The organization’s CEO and President Dale Brown does it, Roth explained, by having every member of the board sit on an operating committee, which makes sense: If you want to continually move things forward, be sure to leverage the leadership of people who run businesses on a daily basis.
Prior to being appointed the new SEC Chairwoman, Mary Jo White spent 10 years as a U.S. attorney in the Southern District of New York and became well-known for her prosecutions of organized crime figures and suspected terrorists. Now she’s pursuing a fiduciary standard for advice givers.
One of her “focus” areas while chairwoman, White said during her confirmation hearing in March, will be regulating the conduct of broker-dealers and investment advisors when giving retail investment advice.

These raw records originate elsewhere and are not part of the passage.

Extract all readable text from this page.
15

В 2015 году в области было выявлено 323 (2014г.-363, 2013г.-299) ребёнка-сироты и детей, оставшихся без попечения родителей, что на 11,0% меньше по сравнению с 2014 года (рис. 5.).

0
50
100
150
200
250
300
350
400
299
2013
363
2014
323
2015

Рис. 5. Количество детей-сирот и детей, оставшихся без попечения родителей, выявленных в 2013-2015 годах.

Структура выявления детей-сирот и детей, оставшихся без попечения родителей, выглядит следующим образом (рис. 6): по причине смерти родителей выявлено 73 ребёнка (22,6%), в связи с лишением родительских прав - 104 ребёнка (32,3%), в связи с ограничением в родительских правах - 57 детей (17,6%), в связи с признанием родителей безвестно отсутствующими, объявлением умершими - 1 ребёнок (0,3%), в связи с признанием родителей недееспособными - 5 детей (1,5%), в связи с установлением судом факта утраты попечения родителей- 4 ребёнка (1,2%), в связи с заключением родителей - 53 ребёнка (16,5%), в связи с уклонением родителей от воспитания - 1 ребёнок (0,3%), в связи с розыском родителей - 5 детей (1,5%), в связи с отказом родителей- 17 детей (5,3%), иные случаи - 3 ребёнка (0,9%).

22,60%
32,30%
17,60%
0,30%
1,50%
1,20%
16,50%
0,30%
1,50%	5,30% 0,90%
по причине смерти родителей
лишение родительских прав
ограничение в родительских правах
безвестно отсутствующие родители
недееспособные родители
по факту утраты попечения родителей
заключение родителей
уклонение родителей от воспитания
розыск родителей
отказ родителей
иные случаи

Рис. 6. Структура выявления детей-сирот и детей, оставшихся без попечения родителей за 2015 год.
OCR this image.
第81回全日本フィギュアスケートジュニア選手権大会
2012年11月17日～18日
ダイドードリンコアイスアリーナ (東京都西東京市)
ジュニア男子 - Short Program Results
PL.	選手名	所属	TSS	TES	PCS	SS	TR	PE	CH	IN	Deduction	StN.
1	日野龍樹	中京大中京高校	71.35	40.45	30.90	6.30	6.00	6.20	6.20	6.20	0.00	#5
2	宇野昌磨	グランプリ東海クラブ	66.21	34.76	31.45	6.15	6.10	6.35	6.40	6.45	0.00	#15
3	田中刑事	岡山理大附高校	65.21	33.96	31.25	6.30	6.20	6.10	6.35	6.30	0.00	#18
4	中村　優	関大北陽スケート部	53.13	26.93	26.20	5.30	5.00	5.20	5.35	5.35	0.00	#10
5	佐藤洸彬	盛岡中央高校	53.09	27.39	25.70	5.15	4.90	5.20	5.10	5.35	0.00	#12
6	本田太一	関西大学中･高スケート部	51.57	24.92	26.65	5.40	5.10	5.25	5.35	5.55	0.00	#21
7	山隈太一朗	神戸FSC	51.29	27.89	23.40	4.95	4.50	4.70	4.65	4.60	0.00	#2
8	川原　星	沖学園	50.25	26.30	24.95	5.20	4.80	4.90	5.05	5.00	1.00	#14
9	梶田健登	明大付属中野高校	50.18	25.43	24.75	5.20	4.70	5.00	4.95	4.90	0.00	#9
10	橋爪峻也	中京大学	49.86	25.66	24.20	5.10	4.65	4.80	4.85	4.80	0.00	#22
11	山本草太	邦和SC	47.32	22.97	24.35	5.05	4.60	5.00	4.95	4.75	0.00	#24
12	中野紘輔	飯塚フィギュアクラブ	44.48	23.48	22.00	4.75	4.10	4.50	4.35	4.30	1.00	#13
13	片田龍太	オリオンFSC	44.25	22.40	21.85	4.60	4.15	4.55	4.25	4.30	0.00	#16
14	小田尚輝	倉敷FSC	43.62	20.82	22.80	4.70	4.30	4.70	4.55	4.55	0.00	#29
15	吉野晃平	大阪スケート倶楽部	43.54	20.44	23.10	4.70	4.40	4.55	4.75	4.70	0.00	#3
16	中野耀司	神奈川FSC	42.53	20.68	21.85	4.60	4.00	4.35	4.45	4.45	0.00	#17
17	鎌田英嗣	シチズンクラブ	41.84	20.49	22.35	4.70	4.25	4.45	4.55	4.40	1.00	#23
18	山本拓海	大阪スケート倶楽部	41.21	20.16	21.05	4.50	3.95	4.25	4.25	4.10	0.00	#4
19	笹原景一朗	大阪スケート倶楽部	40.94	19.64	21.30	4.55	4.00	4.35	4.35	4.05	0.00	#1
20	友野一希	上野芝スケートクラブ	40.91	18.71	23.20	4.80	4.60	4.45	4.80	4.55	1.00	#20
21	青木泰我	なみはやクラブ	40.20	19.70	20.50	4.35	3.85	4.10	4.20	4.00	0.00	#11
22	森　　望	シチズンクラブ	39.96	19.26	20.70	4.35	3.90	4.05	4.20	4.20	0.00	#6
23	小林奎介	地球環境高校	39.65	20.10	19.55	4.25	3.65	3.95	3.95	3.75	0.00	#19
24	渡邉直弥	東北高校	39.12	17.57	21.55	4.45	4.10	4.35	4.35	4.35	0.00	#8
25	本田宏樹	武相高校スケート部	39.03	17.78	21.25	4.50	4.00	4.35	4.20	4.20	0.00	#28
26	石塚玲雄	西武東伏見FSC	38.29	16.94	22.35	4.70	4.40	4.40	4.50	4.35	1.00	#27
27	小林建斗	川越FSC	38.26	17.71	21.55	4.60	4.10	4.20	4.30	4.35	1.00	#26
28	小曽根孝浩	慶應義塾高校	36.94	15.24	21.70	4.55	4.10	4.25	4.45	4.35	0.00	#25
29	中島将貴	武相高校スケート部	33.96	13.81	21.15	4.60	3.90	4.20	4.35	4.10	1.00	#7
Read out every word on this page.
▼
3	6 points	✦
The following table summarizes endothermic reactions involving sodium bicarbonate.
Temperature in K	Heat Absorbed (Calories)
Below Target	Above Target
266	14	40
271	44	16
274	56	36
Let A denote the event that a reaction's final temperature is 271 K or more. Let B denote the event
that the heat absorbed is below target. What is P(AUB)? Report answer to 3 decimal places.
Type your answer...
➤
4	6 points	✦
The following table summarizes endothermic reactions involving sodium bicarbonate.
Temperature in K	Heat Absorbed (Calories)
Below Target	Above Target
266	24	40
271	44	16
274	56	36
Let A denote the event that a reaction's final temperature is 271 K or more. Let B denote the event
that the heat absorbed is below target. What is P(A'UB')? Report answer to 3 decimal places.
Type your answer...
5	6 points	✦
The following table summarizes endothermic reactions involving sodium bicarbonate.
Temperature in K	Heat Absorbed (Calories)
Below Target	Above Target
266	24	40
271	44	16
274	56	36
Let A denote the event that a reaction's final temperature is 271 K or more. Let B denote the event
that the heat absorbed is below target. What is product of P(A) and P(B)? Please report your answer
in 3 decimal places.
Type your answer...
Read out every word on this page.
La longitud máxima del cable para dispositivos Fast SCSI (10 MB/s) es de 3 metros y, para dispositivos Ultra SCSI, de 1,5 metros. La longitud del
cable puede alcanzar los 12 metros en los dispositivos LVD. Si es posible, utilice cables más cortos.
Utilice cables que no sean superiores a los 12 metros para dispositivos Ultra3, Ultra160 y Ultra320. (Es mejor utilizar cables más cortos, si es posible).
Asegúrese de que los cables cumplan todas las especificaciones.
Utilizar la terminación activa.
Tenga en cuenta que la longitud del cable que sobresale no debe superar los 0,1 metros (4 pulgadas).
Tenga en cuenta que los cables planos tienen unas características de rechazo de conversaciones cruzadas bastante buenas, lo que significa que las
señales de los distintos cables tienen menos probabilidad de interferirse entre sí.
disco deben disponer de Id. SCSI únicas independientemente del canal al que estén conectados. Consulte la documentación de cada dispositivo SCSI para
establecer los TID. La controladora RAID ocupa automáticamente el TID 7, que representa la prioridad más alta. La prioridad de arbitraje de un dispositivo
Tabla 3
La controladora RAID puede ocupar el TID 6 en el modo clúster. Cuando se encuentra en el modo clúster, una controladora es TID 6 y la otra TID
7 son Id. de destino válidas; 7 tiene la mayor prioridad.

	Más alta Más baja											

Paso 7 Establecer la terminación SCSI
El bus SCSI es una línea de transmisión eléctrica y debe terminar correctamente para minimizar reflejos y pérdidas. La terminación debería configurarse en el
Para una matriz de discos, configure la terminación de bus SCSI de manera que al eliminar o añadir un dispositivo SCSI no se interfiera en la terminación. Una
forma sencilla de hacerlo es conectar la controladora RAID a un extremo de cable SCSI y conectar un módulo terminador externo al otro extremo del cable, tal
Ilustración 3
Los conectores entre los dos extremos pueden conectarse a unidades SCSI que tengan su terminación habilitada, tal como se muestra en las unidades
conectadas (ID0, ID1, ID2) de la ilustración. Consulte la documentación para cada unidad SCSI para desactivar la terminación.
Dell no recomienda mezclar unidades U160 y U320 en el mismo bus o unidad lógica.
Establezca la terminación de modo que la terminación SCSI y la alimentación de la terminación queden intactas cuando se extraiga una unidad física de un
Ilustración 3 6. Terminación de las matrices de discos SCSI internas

She said at the hearing that she would “absolutely” make a priority of reviewing the public feedback the agency has been getting since March 1 regarding costs and benefits of a fiduciary rulemaking and that that finishing rulemaking mandates under the Dodd-Frank and JOBS Acts “in as timely and smart a way as possible” will be her top priority at the agency.
Despite taking a drubbing from the industry over her insistence on issuing a rule to amend the definition of fiduciary under the Employee Retirement Income Security Act, Phyllis Borzi remains steadfast in her conviction to do so.
After pulling the original draft of the fiduciary rule last year, Borzi and her team at the Department of Labor’s Employee Benefits Security Administration are planning to release a re-draft of that rule in July.
In an email exchange with Investment Advisor in mid-April, Borzi said that while EBSA’s regulatory agenda states the rule proposal’s release will come then, “we’re going to take the time we need to get this right.”
It’s no secret that investment advisors are opposed to the Financial Industry Regulatory Authority becoming the self-regulatory organization that steps in to examine them—and, at least for the near term, it looks as though their wish has been granted.
As Richard Ketchum, FINRA’s CEO, said in a recent email exchange with Investment Advisor, “given the lack of consensus on the Hill” regarding an SRO for advisors, FINRA “is not pursuing legislation in either the House or Senate at this time.”
However, Ketchum told IA that FINRA “continues to believe that the current levels of investment advisor oversight and examinations are unacceptable and a risk to investors, and that this significant gap in investor protection needs to be addressed.” It’s undeniable, he said in his email, “that proper and timely oversight of investment advisors needs to be put in place sooner rather than later.”
According to William Galvin, Secretary of the Commonwealth of Massachusetts and its securities regulator, the state has been able to do what the SEC hasn’t in examining advisors.
Since last June, when advisors with assets of between $25 million and $100 million under management were required to switch from federal to state jurisdiction, Massachusetts has already examined 40% of the new firms under its purview, Galvin said, and has already “gotten a better feel for the nature of their businesses.”
Indeed, with a total of 929 advisors under its belt, Galvin said Massachusetts has “repositioned” exam personnel to be more efficient and to help create economies of scale when it comes to examining advisors.